The number one reason employee training fails
  • leadership
  • Blog post

The number one reason employee training fails

Here’s a statistic that should strike fear into the hearts of anyone responsible for employee training, says Dr. Jim Kirkpatrick in his new book, Training on Trial.

In a 2008 study, only 15 percent of employees who went through training actually achieved sustained behavior change.

So is it any wonder why execs continue to ask what they’re getting for their investment in training? And why when the budget ax falls, it often lands on the neck of employee training?

What’s the problem with employee training?

Let’s do a pretest:

Q: Training is most likely to fail because:

A. Participants don’t prepare before the training session.
B. Participants don’t engage during the training session.
C. Participants don’t practice after the training session.

If you answered C, give yourself a gold star. A 2006 study from the American Society of Training and Development found that 70% of training failures occur after the employee training takes place.

Specifically, the study found that training often goes to waste because participants don’t have the opportunity to put the training into practice, and/or supervisors don’t reinforce the training after it’s delivered.

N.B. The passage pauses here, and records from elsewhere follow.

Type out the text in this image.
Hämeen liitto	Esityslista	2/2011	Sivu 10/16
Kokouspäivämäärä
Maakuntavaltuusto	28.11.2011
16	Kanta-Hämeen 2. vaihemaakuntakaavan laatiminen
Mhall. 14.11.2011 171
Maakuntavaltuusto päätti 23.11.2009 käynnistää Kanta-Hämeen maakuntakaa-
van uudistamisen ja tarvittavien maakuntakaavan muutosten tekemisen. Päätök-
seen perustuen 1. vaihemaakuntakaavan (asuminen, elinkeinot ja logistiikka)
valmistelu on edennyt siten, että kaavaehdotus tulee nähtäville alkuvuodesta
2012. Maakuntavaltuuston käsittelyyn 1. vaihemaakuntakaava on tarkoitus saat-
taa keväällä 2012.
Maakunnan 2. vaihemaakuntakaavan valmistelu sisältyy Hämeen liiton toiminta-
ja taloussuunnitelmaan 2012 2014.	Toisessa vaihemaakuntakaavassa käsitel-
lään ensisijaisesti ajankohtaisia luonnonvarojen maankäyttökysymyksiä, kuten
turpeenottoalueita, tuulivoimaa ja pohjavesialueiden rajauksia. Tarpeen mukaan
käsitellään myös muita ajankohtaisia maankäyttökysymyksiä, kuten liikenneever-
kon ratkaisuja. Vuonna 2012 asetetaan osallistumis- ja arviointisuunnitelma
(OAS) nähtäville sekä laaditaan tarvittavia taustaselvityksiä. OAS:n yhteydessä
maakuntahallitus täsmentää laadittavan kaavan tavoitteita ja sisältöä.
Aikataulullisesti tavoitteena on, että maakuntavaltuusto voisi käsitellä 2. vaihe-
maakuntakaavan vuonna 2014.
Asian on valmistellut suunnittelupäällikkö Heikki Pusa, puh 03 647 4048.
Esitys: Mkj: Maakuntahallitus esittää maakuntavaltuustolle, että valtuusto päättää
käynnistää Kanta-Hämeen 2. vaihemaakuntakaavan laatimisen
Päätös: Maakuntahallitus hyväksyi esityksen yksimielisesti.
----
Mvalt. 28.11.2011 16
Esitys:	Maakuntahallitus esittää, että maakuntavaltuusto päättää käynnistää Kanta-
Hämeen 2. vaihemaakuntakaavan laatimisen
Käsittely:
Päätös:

Another 20% of training failures can be chalked up to lack of preparation before the training event. And only 10% of failures have anything to do with the training event itself.

Chances are, these results won’t come as a surprise to anyone who’s ever trained employees. It happens all the time: The training went great. Everyone knew their stuff. They aced the post-test. But nothing changed.

In other words, they learned just fine. But they didn’t do.

The training buck stops here

If you want to avoid that always-awkward and sometimes-career-stalling conversation with the CEO about “training ROI,” Kirkpatrick offers this advice: Focus more on follow-up.

Most trainers put most of their effort into planning and delivering the training content. They think that’s the job. But the job is to change behavior. Which is why you can’t just leave reinforcement to the line managers. If you want training to be effective, stay involved. Make sure people have opportunities to implement what they’ve learned. Provide tools. Run refreshers. Measure results. (If you’d like to see how we deal with follow-up in Rapid Learning Institute programs, click here.)

Kirkpatrick offers more good advice: Start now, and keep your boss in the loop. You can’t wait until someone asks;“I don’t know what we’re getting for our investment in training…”

Because the rest of the sentence usually goes something like this: “…which is why we’re cutting the budget.”